Medicines optimisation
People did not raise any concerns related to their medicines.
The management team told us they had not realised they should be monitoring the temperature of all medicines. They told us they had not been informed of this before, despite it being their responsibility to ensure they were always following good practice guidance, such as guidance from CQC or the National Institute for Health and Care Excellence. We spoke with the management team about guidance for staff around the administration of when ‘required medicines’. They were not aware there was no guidance in place for some medicines, or that guidance for other medicines was not complete. The management team were not aware there were loose tablets in the medicines trolleys and were unable to tell us what the tablets were, who they had been prescribed too and if people had received their medicines are prescribed. They were unaware stock balances of medicines supplied in their original packaging had not been maintained. The provider told us it was senior carers responsibility to ensure all medicines were accounted for. However, they had not checked to ensure this was being done. A member of the management team told us it was staff’s responsibility to record when they had applied prescribed creams. They were unaware staff were not recording this consistently. We asked a member of the management team if they recorded the site of the application of medicated patches to ensure they were used safely. They told us they did and asked a member of staff to show us the records. The staff member said they did not record this information. This left people at risk of harm. Following our site visit the provider told us they had put patch application records in place.
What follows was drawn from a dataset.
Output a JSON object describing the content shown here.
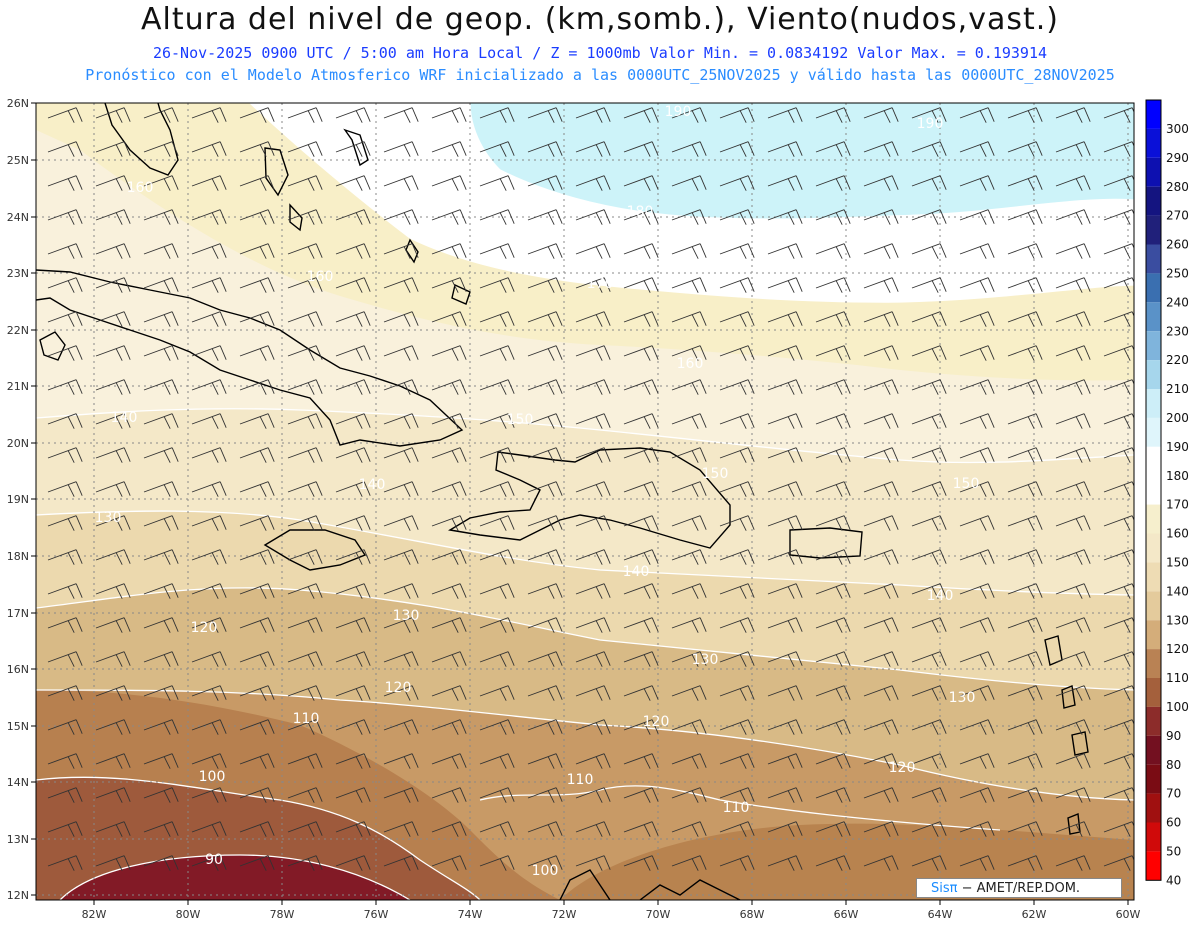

People’s medicines were not always stored safely. Medicines were stored in different areas of the service. The temperature the medicines were stored at was not consistently monitored. Some medicines were stored in warm areas, including next to a radiator, and no systems were in operation to check their temperature. Some people were prescribed medicines ‘when required’, including pain relief and medicines to reduce anxiety. The provider did not have an effective system in operation to ensure detailed guidance was available to staff about when the medicine should be administered, how they would identify it was required and the maximum dose to administer in a 24 hour period. There was a risk people would not receive their medicines when they needed them or would receive too much medicine. The provider sent us two guidelines written after our site visit. However, these did not provide sufficient guidance to staff about safe medicines administration. The provider did not have effective processes in place to make sure handwritten medicines administration records were accurate. Handwritten instructions had not been checked for accuracy and signed by a second trained and skilled member of staff. Effective processes were not in operation to record the application of prescribed creams. Some prescribed creams had not been recorded, others were not recorded consistently. The provider could not assure themselves people’s creams had been applied as prescribed and were effective. Some people were prescribed pain relief patches. No guidance was available to staff regarding their application and the site of the application had not been recorded. This was important as the patches could cause skin irritation if they were routinely applied to the same area. Consistent records were not maintained when people did not require or refused their medicines. This information is used by healthcare professionals when reviewing the effectiveness of medicines and making treatment decisions.